De Kunstmeisjes 15 maart 2018

GO | NO GO #102: Roddel en achterklap in het Rijksmuseum

Gaan of niet gaan: dat bepaal je zelf. Wij geven je – met een kritische blik – tips voor tentoonstellingen. Deze keer zijn we in het Rijksmuseum voor de tentoonstelling ‘High Society’.

Het was de diepste wens van Markiezin Luisa Casati (1881-1957) om ‘een levend kunstwerk’ te zijn en ze werd door een van haar vele beroemde minnaars ‘de vernietigster van de middelmatigheid’ genoemd. Ze was extravagant, to say the least. Zo hield ze zich aan een strikt dieet van opium en gin en liet ze regelmatig haar twee cheeta’s uit, zelf gekleed in niets meer dan een bontjas. Je herkent haar meteen zodra je de laatste zaal van de expositie binnen loopt: grote groene ogen die omlijnd zijn met een dikke laag kohl, rood geverfd haar en een jurk die doet denken aan het slangenhaar van Medusa. Een stukje rechts van haar kijkt Dr. Pozzi (1846-1918) zwoel door zijn wimpers over onze schouder. Zijn bijnaam: Dr. Love. Hij was namelijk de grondlegger van de gynaecologie en heeft ongetwijfeld vele knietjes doen knikken (waaronder de onze, we zullen niet liegen). Soms van extase, soms van woede; Dr. Love kwam uiteindelijk om het leven doordat hij werd doodgeschoten door een mannelijke patiënt die door hem impotent was verklaard. Als er een ding is dat je leert van ‘High Society’, is dat er achter elk statig portret wel een sappig verhaal schuilgaat.

Links: Giovanni Boldini, ‘Marchesa Luisa Casati met een Windhond’, 1908. Particuliere collectie | Rechts: John Singer Sargent, ‘Dr Pozzi in zijn huis’, 1881. The Armand Hammer Collection, Gift of the Armand Hammer Foundation. Hammer Museum, Los Angeles, beide: via Rijksmuseum, Amsterdam.

‘High Society’ is de allereerste tentoonstelling gewijd aan een type schilderij: het portret ‘ten voeten uit’, dus in volle lengte en levensgroot. Het was het duurste en meest glamoureuze soort portret en daarom groot favoriet onder de rich and famous sinds de zestiende eeuw. Aanleiding voor de expositie is een stel ‘ten voeten uit’-portretten dat bijna beroemder is geworden dan de maker: Marten en Oopjen van Rembrandt. Dit duo is vorig jaar gezamenlijk aangekocht door de Nederlandse en Franse staat en voortaan altijd samen te zien. De schilderijen hangen (helemaal gerestaureerd en zo mooi glinsterend dat je ogen er pijn van doen) nu als pronkstuk halverwege de expositie. En geloof ons, ze hangen in uitstekend gezelschap.

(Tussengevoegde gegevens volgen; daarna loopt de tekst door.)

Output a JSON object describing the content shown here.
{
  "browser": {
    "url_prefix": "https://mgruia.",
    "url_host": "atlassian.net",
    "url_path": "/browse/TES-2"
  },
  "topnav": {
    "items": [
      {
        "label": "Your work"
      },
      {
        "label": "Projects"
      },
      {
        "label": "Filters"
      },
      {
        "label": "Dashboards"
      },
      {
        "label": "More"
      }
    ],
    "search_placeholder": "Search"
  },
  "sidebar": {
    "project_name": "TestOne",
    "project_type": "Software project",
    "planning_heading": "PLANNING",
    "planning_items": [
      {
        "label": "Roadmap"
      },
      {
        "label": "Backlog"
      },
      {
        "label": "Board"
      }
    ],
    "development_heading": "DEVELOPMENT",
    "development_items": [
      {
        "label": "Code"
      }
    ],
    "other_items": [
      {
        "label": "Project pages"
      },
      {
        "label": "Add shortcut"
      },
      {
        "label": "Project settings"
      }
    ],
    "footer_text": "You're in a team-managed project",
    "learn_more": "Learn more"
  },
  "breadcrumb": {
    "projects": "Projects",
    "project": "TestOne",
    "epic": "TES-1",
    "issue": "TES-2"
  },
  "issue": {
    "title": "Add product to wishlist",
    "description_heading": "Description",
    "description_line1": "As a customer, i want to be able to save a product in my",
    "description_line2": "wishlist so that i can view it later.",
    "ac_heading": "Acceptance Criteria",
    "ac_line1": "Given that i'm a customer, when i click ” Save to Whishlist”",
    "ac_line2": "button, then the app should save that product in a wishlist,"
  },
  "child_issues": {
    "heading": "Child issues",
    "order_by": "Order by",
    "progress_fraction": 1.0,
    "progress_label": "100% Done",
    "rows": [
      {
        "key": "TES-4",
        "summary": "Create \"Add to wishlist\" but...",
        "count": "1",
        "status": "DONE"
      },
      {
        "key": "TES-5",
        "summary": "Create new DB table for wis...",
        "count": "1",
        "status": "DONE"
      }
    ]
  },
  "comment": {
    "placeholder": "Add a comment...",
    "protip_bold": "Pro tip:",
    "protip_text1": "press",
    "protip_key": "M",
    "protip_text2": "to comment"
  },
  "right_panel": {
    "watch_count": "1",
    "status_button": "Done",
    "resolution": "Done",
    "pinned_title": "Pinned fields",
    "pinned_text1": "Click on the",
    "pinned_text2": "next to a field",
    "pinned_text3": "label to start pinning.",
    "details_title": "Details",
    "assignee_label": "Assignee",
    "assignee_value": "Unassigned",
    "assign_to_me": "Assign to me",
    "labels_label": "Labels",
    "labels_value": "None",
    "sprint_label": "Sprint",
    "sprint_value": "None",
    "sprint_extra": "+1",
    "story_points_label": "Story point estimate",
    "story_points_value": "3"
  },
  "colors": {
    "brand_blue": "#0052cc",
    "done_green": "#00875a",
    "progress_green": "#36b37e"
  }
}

Je wordt in deze expositie langs een parade van grote namen geleid, 39 enorme schilderijen om precies te zijn. En niet alleen de geportretteerden waren famous, ook de namen van de schilders doen vast een belletje bij je rinkelen: Edouard Manet, Edvard Munch, Sir Joshua Reynolds, John Singer Sargent, Lucas Cranach, Kees van Dongen en natuurlijk Rembrandt, to name a few. We zijn enorm aan het fangirlen en pakten na de eerste twee zalen al onze agenda’s om een vervolgbezoek te plannen. Maar, een kleine kanttekening: met kunstwerken van zo’n groot formaat valt elk detail des te meer op. Zo sprongen een aantal ehmm.. aparte zaken bij ons in het oog. Ten eerste: waarom hebben een aantal mannen een soort textiele peniskokers om? Ten tweede: waarom, in vredesnaam, heeft Anna van Oostenrijk (door Hans Mielich) een mol of marter als een soort ketting slash clutch vast? We staren ons tevergeefs blind op het bijbehorende tekstbordje. Gelukkig is de allerbelangrijkste vraag – waarom heeft Kapitein Thomas Lee (door Marcus Gheeraerts II) geen broek aan?! – wel beantwoord: Kapitein Lee diende in het Britse leger, dat vocht tegen de Ieren. De blote benen zijn een weergave van een Ierse voetsoldaat, die blootbeens door het veen rende. Zo vermomde Kapitein Lee zich als de vijand en kon hij infiltreren en van binnenuit toeslaan. Vreemd verhaal, fantastisch schilderij. Wij zijn helemaal verzadigd.

Links: Detail van Jakob Seisenenegger, ‘Keizer Karel V (met zijn Engelse waterhond), 1532. Wenen, Kunsthistorisches Museum, Gemäldegalerie. | Rechts: Detail van Hans Mielich, ‘Aartshertogin Anna’, 1556, Wenen, Kunsthistorisches Museum, Gemäldegalerie.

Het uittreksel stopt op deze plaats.